Produksi susu menurun
Merujuk data Direktorat Jenderal Peternakan dan Kesehatan Hewan, produksi susu segar nasional per tahun kurang dari 1 juta ton. Padahal, kebutuhan susu segar dalam negeri lebih dari 4 juta ton per tahun.
Pada 2020, contohnya, kebutuhan susu segar nasional mencapai 4,38 juta ton, sedangkan produksi dalam negeri hanya 997.400 ton. Alhasil, kekurangan tersebut harus selalu ditambal dengan komoditas impor. Kondisi demikian sudah berlangsung bertahun-tahun, dengan persentase impor hampir 80 persen dari total kebutuhan susu segar nasional.
Produksi susu domestik yang masih sangat terbatas tersebut berpotensi kian diperparah dengan munculnya LSD. Sebagai gambaran, jika setengah dari 11.000 sapi yang terpapar LSD adalah sapi perah, setidaknya ada 5.500 sapi perah yang kemungkinan besar akan mengalami penurunan produksi susu.

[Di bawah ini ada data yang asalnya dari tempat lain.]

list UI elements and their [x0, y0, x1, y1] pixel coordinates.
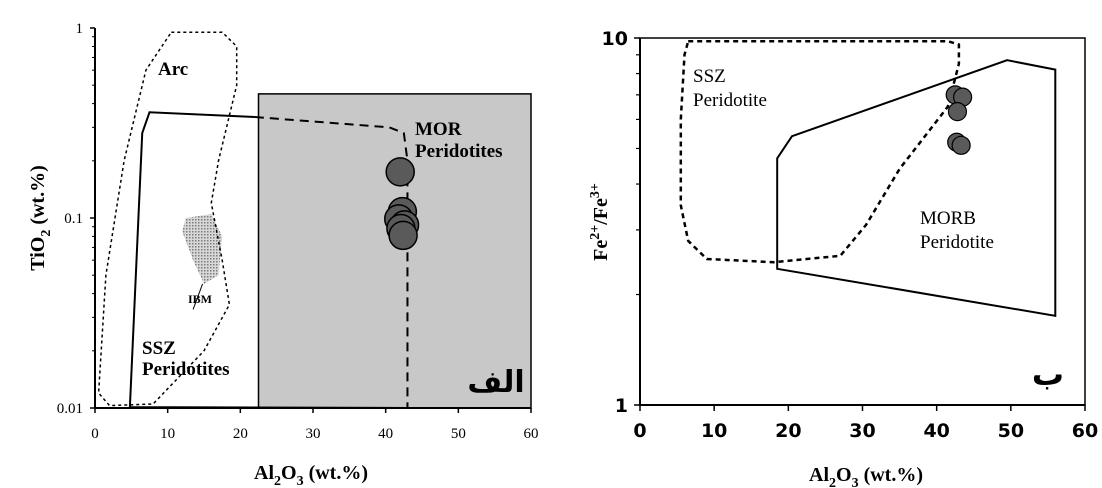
x-tick-label: 60 [1072, 420, 1098, 442]
x-ticks-left: 0 10 20 30 40 50 60 [91, 408, 539, 442]
y-tick-label: 0.01 [57, 401, 83, 417]
y-axis-title-left-tail: (wt.%) [27, 165, 49, 229]
x-axis-title-right: Al2O3 (wt.%) [809, 464, 923, 488]
y-ticks-left: 0.01 0.1 1 [57, 21, 95, 417]
x-tick-label: 20 [775, 420, 801, 442]
x-tick-label: 50 [451, 426, 466, 442]
morb-field-label-line2: Peridotite [920, 232, 994, 253]
arc-field-outline [97, 31, 238, 407]
y-tick-label: 0.1 [64, 211, 83, 227]
x-axis-title-left-main: Al [254, 462, 274, 484]
mor-field-label-line2: Peridotites [415, 141, 503, 162]
data-point [947, 102, 968, 122]
data-point [951, 135, 971, 155]
y-tick-label: 1 [76, 21, 84, 37]
chart-panel-right: 0 10 20 30 40 50 60 1 10 SSZ Peridotite MORB Pe… [588, 28, 1098, 488]
ssz-field-label-right-line2: Peridotite [693, 90, 767, 111]
morb-field-outline [776, 59, 1057, 317]
panel-label-right: ب [1032, 355, 1064, 393]
y-axis-title-left-main: TiO [27, 237, 49, 271]
arc-field-label: Arc [158, 59, 188, 80]
x-axis-title-left-mid: O [281, 462, 297, 484]
x-tick-label: 60 [524, 426, 539, 442]
x-tick-label: 0 [633, 420, 646, 442]
x-axis-title-right-sub1: 2 [829, 476, 836, 488]
x-tick-label: 10 [160, 426, 175, 442]
ibm-leader-line [192, 283, 204, 310]
mor-field-box [257, 93, 532, 409]
y-axis-title-left: TiO2 (wt.%) [27, 165, 54, 271]
x-ticks-right: 0 10 20 30 40 50 60 [633, 405, 1098, 442]
x-tick-label: 20 [233, 426, 248, 442]
x-tick-label: 40 [923, 420, 949, 442]
y-axis-title-right-main: Fe [590, 240, 612, 261]
x-axis-title-left-sub2: 3 [297, 474, 304, 488]
ssz-field-label-right-line1: SSZ [693, 66, 726, 87]
y-axis-title-right-sup2: 3+ [588, 183, 603, 198]
data-point [385, 157, 415, 187]
y-axis-title-right: Fe2+/Fe3+ [588, 183, 612, 261]
x-tick-label: 0 [91, 426, 99, 442]
x-tick-label: 30 [849, 420, 875, 442]
y-axis-title-right-sup1: 2+ [588, 225, 603, 240]
panel-label-left: الف [467, 365, 524, 400]
x-tick-label: 50 [998, 420, 1024, 442]
x-tick-label: 40 [378, 426, 393, 442]
mor-field-label-line1: MOR [415, 119, 462, 140]
morb-field-label-line1: MORB [920, 208, 976, 229]
x-axis-title-left-tail: (wt.%) [304, 462, 368, 484]
data-points-right [945, 85, 973, 155]
x-axis-title-right-main: Al [809, 464, 829, 486]
x-axis-title-left: Al2O3 (wt.%) [254, 462, 368, 488]
y-tick-label: 1 [615, 395, 628, 417]
x-tick-label: 30 [306, 426, 321, 442]
x-axis-title-right-mid: O [836, 464, 852, 486]
x-tick-label: 10 [701, 420, 727, 442]
data-points-left [383, 157, 420, 251]
ibm-field [182, 214, 223, 284]
data-point [388, 220, 418, 251]
x-axis-title-right-tail: (wt.%) [859, 464, 923, 486]
ssz-field-dashed-outline [254, 116, 409, 408]
x-axis-title-right-sub2: 3 [852, 476, 859, 488]
y-ticks-right: 1 10 [602, 28, 640, 417]
chart-panel-left: 0 10 20 30 40 50 60 0.01 0.1 1 Arc SSZ Peridotit… [27, 21, 539, 488]
y-tick-label: 10 [602, 28, 628, 50]
y-axis-title-right-mid: /Fe [590, 198, 612, 226]
ssz-field-label-line2: Peridotites [142, 359, 230, 380]
ssz-field-label-line1: SSZ [142, 338, 176, 359]
y-axis-title-left-sub: 2 [39, 230, 54, 237]
x-axis-title-left-sub1: 2 [274, 474, 281, 488]
ibm-field-label: IBM [188, 292, 212, 306]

Pada umumnya, sapi perah lokal akan menghasilkan susu sapi berkisar 13-15 liter per sehari. Jika penurunan produksi sebanyak 5 liter per hari per sapi, setidaknya akan terjadi penurunan produksi susu sapi sekitar 10.000 ton setahun. Angka penurunan ini akan kian besar apabila kasus penularan LSD kian merajalela dan sulit tertangani.
Wabah LSD ini hampir mirip dengan PMK yang dapat menyebabkan kematian pada sapi atau hewan terjangkit. Jadi, kedua penyakit itu, baik LSD maupun PMK, sangat besar pengaruhnya pada produksi susu sapi.